Just because no black or hispanic billionaire has ever decided to found a school to help disadvantaged members of their own race, does not mean that the trust should be destroyed for hawaiians. Equal protection does not mean one group must be hurt and punished simply because another group has made the concious choice not to take the same helpful actions.

To be honest I would rather get my families land back or get paid for it. 'tain't gonna happen.

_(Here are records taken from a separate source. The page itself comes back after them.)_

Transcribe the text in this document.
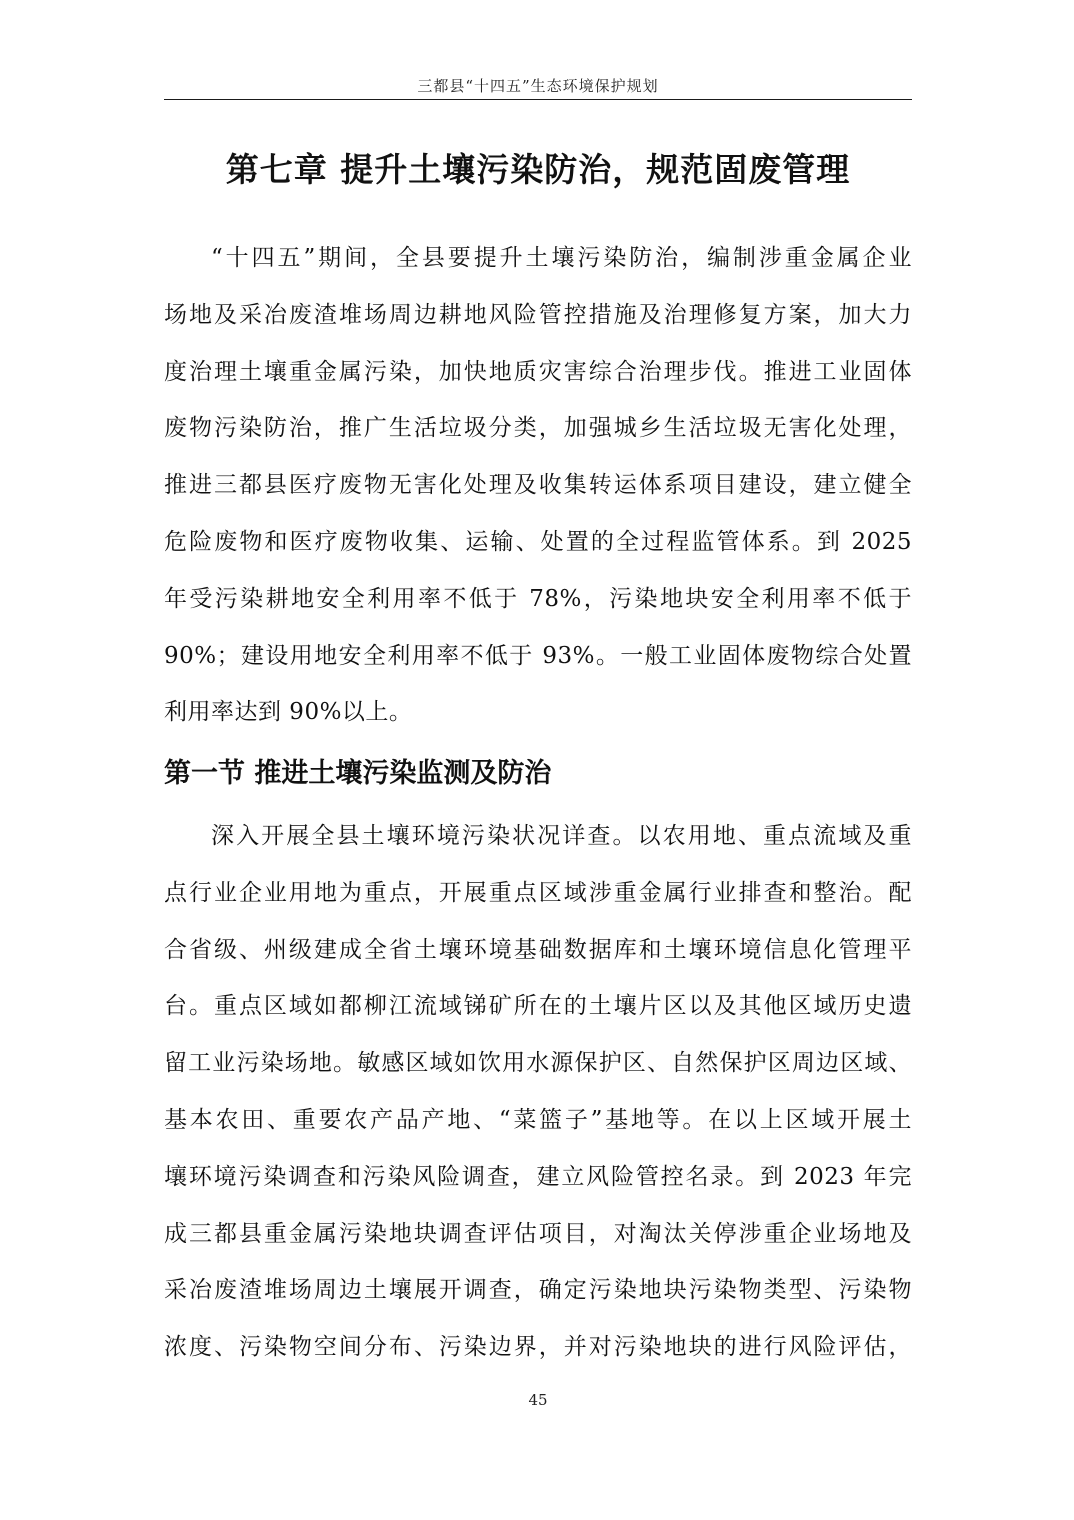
三都县“十四五”生态环境保护规划
第七章 提升土壤污染防治，规范固废管理
“十四五”期间，全县要提升土壤污染防治，编制涉重金属企业
场地及采冶废渣堆场周边耕地风险管控措施及治理修复方案，加大力
度治理土壤重金属污染，加快地质灾害综合治理步伐。推进工业固体
废物污染防治，推广生活垃圾分类，加强城乡生活垃圾无害化处理，
推进三都县医疗废物无害化处理及收集转运体系项目建设，建立健全
危险废物和医疗废物收集、运输、处置的全过程监管体系。到 2025
年受污染耕地安全利用率不低于 78%，污染地块安全利用率不低于
90%；建设用地安全利用率不低于 93%。一般工业固体废物综合处置
利用率达到 90%以上。
第一节 推进土壤污染监测及防治
深入开展全县土壤环境污染状况详查。以农用地、重点流域及重
点行业企业用地为重点，开展重点区域涉重金属行业排查和整治。配
合省级、州级建成全省土壤环境基础数据库和土壤环境信息化管理平
台。重点区域如都柳江流域锑矿所在的土壤片区以及其他区域历史遗
留工业污染场地。敏感区域如饮用水源保护区、自然保护区周边区域、
基本农田、重要农产品产地、“菜篮子”基地等。在以上区域开展土
壤环境污染调查和污染风险调查，建立风险管控名录。到 2023 年完
成三都县重金属污染地块调查评估项目，对淘汰关停涉重企业场地及
采冶废渣堆场周边土壤展开调查，确定污染地块污染物类型、污染物
浓度、污染物空间分布、污染边界，并对污染地块的进行风险评估，
45
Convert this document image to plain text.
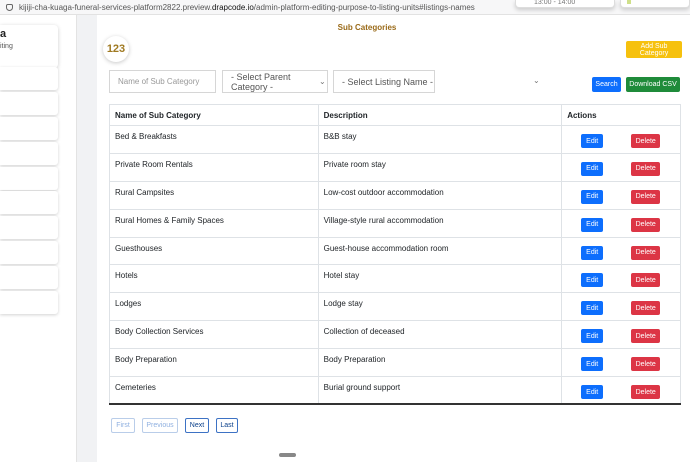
kijiji-cha-kuaga-funeral-services-platform2822.preview. drapcode.io /admin-platform-editing-purpose-to-listing-units#listings-names	13:00 - 14:00
a
iting
Sub Categories
123	Add Sub Category
Name of Sub Category	- Select Parent Category -	⌄ - Select Listing Name -	⌄	Search	Download CSV
Name of Sub Category	Description	Actions
Bed & Breakfasts	B&B stay	Edit Delete

Private Room Rentals	Private room stay	Edit Delete

Rural Campsites	Low-cost outdoor accommodation	Edit Delete

Rural Homes & Family Spaces	Village-style rural accommodation	Edit Delete

Guesthouses	Guest-house accommodation room	Edit Delete

Hotels	Hotel stay	Edit Delete

Lodges	Lodge stay	Edit Delete

Body Collection Services	Collection of deceased	Edit Delete

Body Preparation	Body Preparation	Edit Delete

Cemeteries	Burial ground support	Edit Delete
First	Previous	Next	Last
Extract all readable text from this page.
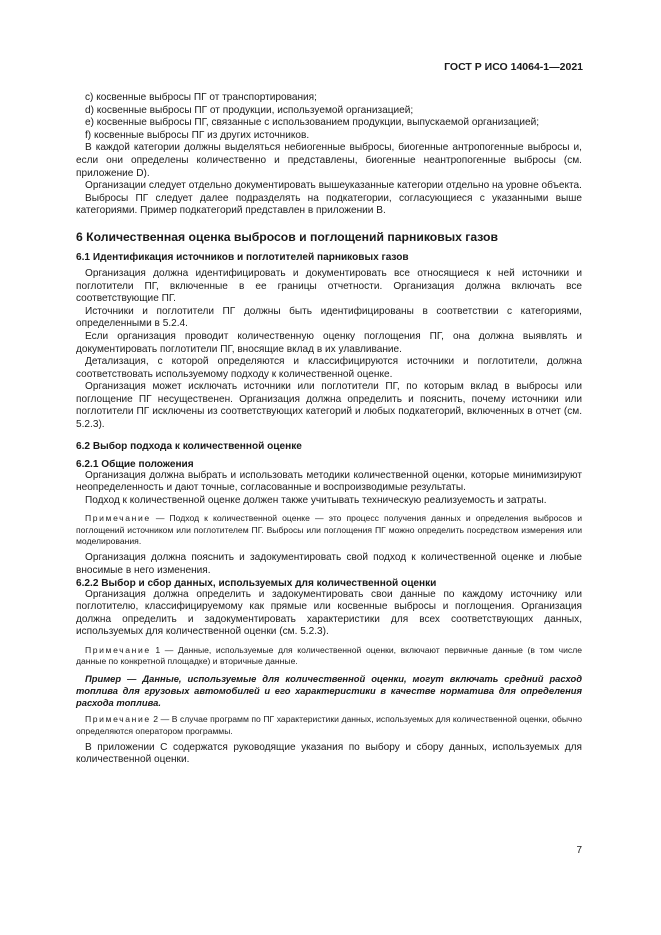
ГОСТ Р ИСО 14064-1—2021

c) косвенные выбросы ПГ от транспортирования;

d) косвенные выбросы ПГ от продукции, используемой организацией;

e) косвенные выбросы ПГ, связанные с использованием продукции, выпускаемой организацией;

f) косвенные выбросы ПГ из других источников.

В каждой категории должны выделяться небиогенные выбросы, биогенные антропогенные выбросы и, если они определены количественно и представлены, биогенные неантропогенные выбросы (см. приложение D).

Организации следует отдельно документировать вышеуказанные категории отдельно на уровне объекта.

Выбросы ПГ следует далее подразделять на подкатегории, согласующиеся с указанными выше категориями. Пример подкатегорий представлен в приложении В.

6 Количественная оценка выбросов и поглощений парниковых газов
6.1 Идентификация источников и поглотителей парниковых газов

Организация должна идентифицировать и документировать все относящиеся к ней источники и поглотители ПГ, включенные в ее границы отчетности. Организация должна включать все соответствующие ПГ.

Источники и поглотители ПГ должны быть идентифицированы в соответствии с категориями, определенными в 5.2.4.

Если организация проводит количественную оценку поглощения ПГ, она должна выявлять и документировать поглотители ПГ, вносящие вклад в их улавливание.

Детализация, с которой определяются и классифицируются источники и поглотители, должна соответствовать используемому подходу к количественной оценке.

Организация может исключать источники или поглотители ПГ, по которым вклад в выбросы или поглощение ПГ несущественен. Организация должна определить и пояснить, почему источники или поглотители ПГ исключены из соответствующих категорий и любых подкатегорий, включенных в отчет (см. 5.2.3).

6.2 Выбор подхода к количественной оценке
6.2.1 Общие положения

Организация должна выбрать и использовать методики количественной оценки, которые минимизируют неопределенность и дают точные, согласованные и воспроизводимые результаты.

Подход к количественной оценке должен также учитывать техническую реализуемость и затраты.

Примечание — Подход к количественной оценке — это процесс получения данных и определения выбросов и поглощений источником или поглотителем ПГ. Выбросы или поглощения ПГ можно определить посредством измерения или моделирования.

Организация должна пояснить и задокументировать свой подход к количественной оценке и любые вносимые в него изменения.

6.2.2 Выбор и сбор данных, используемых для количественной оценки

Организация должна определить и задокументировать свои данные по каждому источнику или поглотителю, классифицируемому как прямые или косвенные выбросы и поглощения. Организация должна определить и задокументировать характеристики для всех соответствующих данных, используемых для количественной оценки (см. 5.2.3).

Примечание 1 — Данные, используемые для количественной оценки, включают первичные данные (в том числе данные по конкретной площадке) и вторичные данные.

Пример — Данные, используемые для количественной оценки, могут включать средний расход топлива для грузовых автомобилей и его характеристики в качестве норматива для определения расхода топлива.

Примечание 2 — В случае программ по ПГ характеристики данных, используемых для количественной оценки, обычно определяются оператором программы.

В приложении С содержатся руководящие указания по выбору и сбору данных, используемых для количественной оценки.

7
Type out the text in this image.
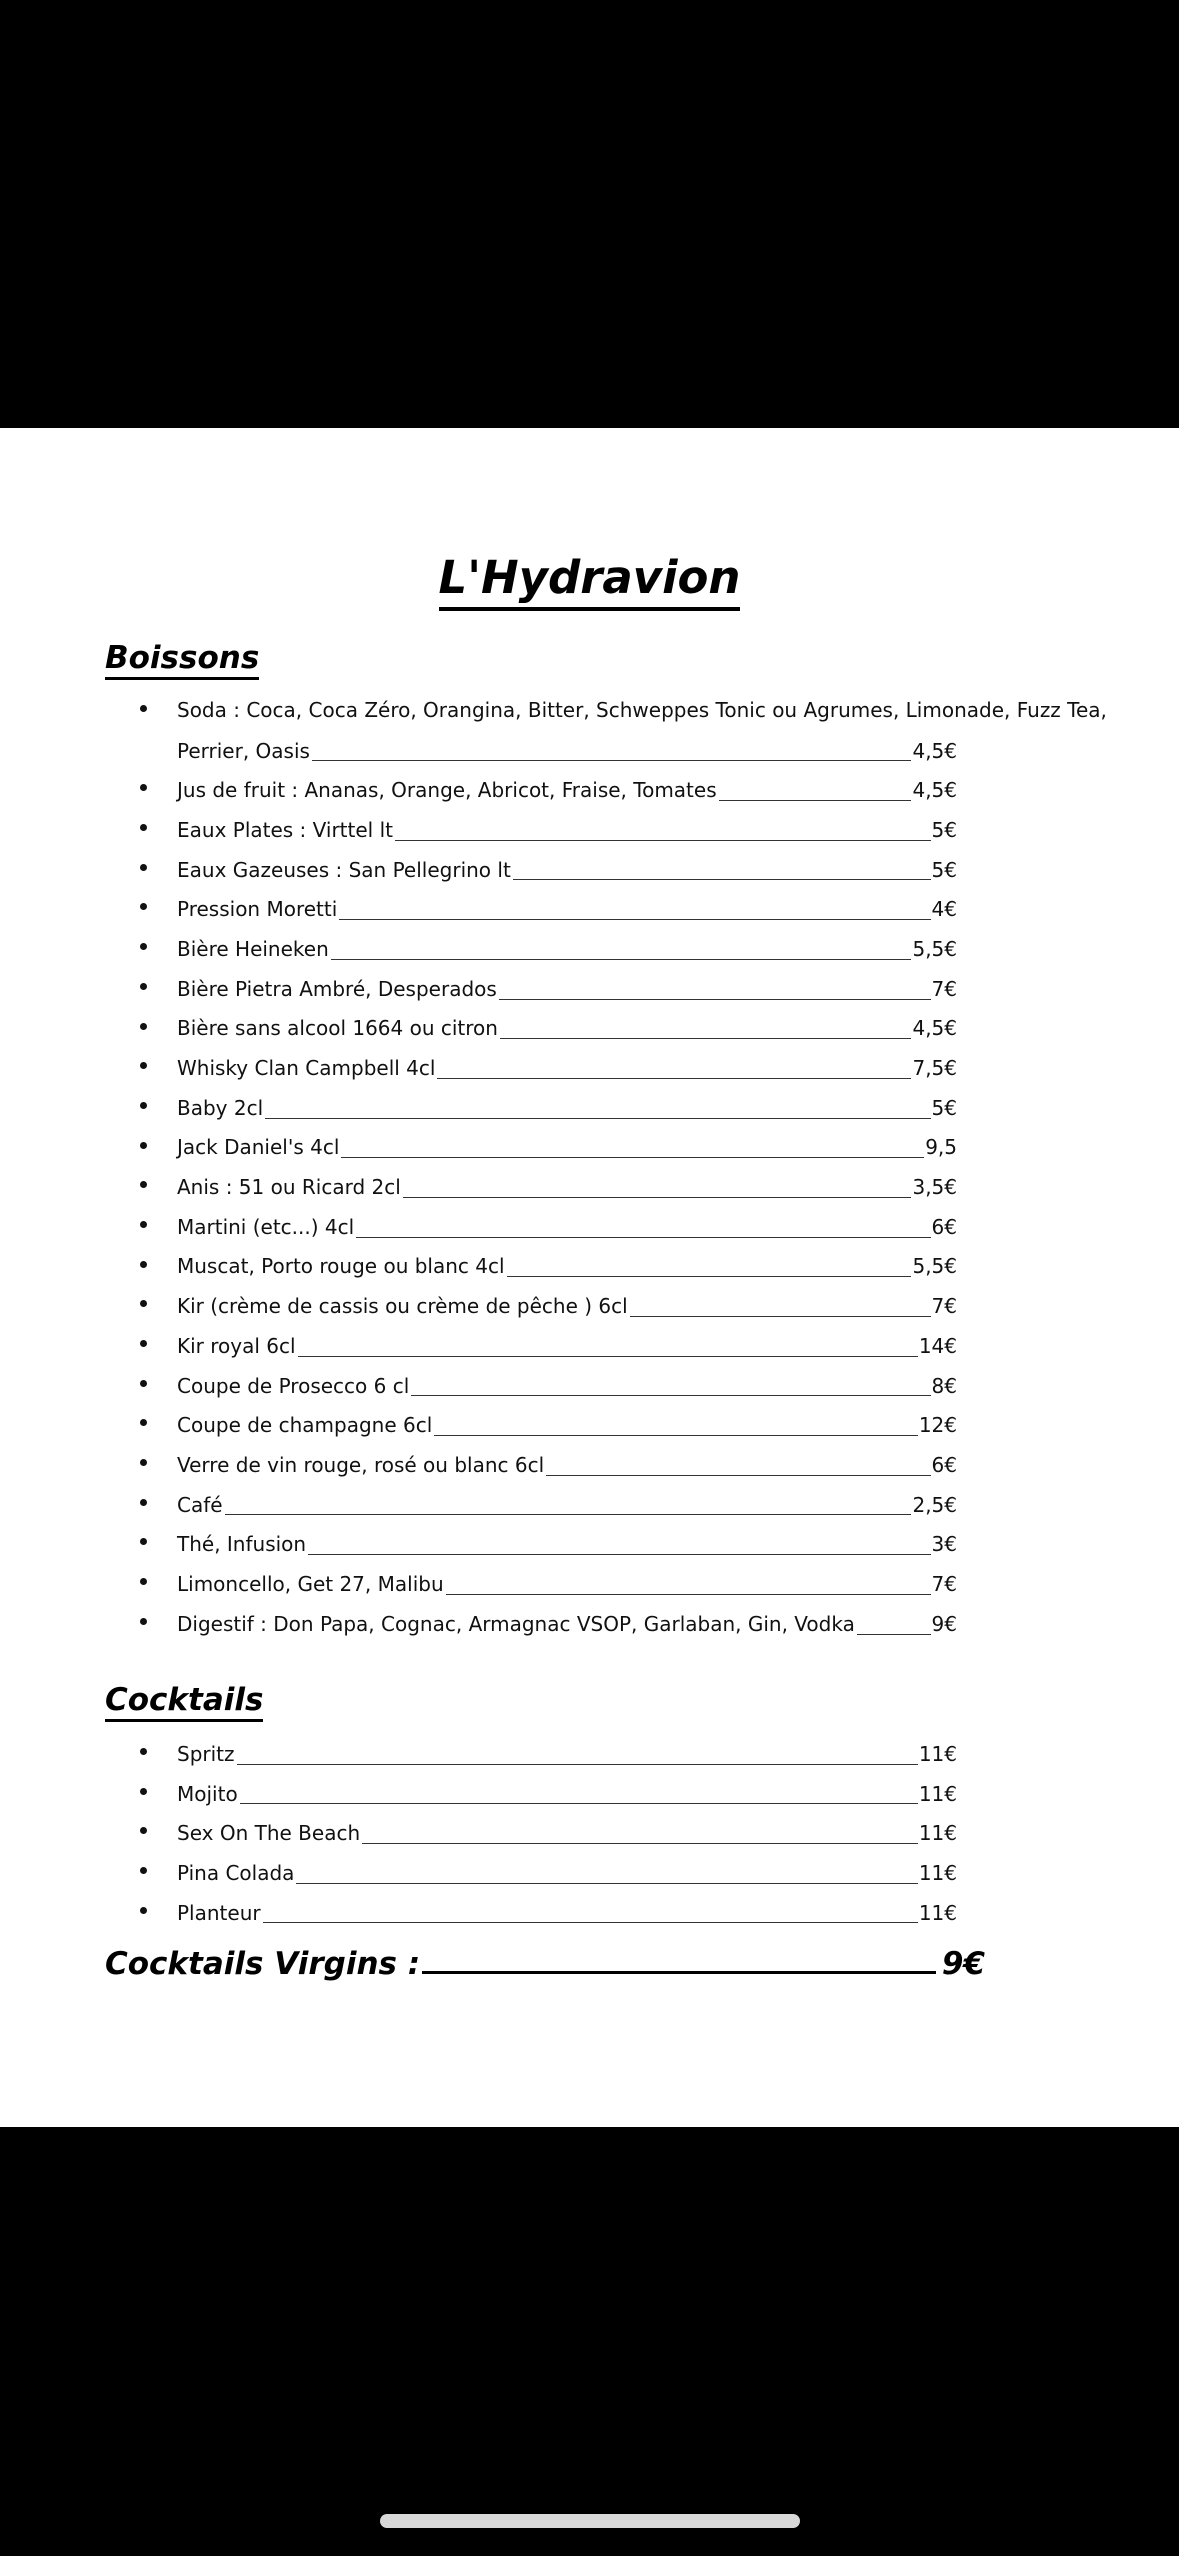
L'Hydravion
Boissons
Soda : Coca, Coca Zéro, Orangina, Bitter, Schweppes Tonic ou Agrumes, Limonade, Fuzz Tea,
Perrier, Oasis	4,5€
Jus de fruit : Ananas, Orange, Abricot, Fraise, Tomates	4,5€
Eaux Plates : Virttel lt	5€
Eaux Gazeuses : San Pellegrino lt	5€
Pression Moretti	4€
Bière Heineken	5,5€
Bière Pietra Ambré, Desperados	7€
Bière sans alcool 1664 ou citron	4,5€
Whisky Clan Campbell 4cl	7,5€
Baby 2cl	5€
Jack Daniel's 4cl	9,5
Anis : 51 ou Ricard 2cl	3,5€
Martini (etc...) 4cl	6€
Muscat, Porto rouge ou blanc 4cl	5,5€
Kir (crème de cassis ou crème de pêche ) 6cl	7€
Kir royal 6cl	14€
Coupe de Prosecco 6 cl	8€
Coupe de champagne 6cl	12€
Verre de vin rouge, rosé ou blanc 6cl	6€
Café	2,5€
Thé, Infusion	3€
Limoncello, Get 27, Malibu	7€
Digestif : Don Papa, Cognac, Armagnac VSOP, Garlaban, Gin, Vodka	9€
Cocktails
Spritz	11€
Mojito	11€
Sex On The Beach	11€
Pina Colada	11€
Planteur	11€
Cocktails Virgins :	9€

Frankly I think everyone else needs to suck it up and mind their own business and allow minorities to try to pull themselves up without burdening the state. Maybe that's why the non-hawaiian libs hate the school so much. Because it proves that a people can actually take measures to pull themselves up without affirmative action at the state and federal level.

That is the schools greatest legacy. Without state or federal tax dollars the school proved that peoples can lift themselves up

A question for the anonymous commenter. What legal and moral basis gives the scummy mummy and her child the right to destroy the school so that her son can get an education at KSBE that he could get elsewhere? Can you see any moral basis for her actions to force her will on others?

I just had another thought. The preference isn't actually racial since the aboriginal people of Hawai'i consist also of those of Marqusean, Tahitian, Maori and Samoan ancestry (pre-cook Samoan ancestry in my lineage according to tradition).
Kalroy
 
A question for the anonymous commenter. What legal and moral basis gives the scummy mummy and her child the right to destroy the school so that her son can get an education at KSBE that he could get elsewhere

I see "separate but equal" is OK.

The same law that prevents a private organization from keeping blacks out. The same laws that stuck down white/black only colleges.

The preference isn't racially pure but the exclusion is racial.

I'm not agianst Kamehameha schools helping only Hawaiians, my nephew went and my daughter will go to a charter school partially funded by Kamehameha schools. It's just that every other institution in the United States can't segregate based on race.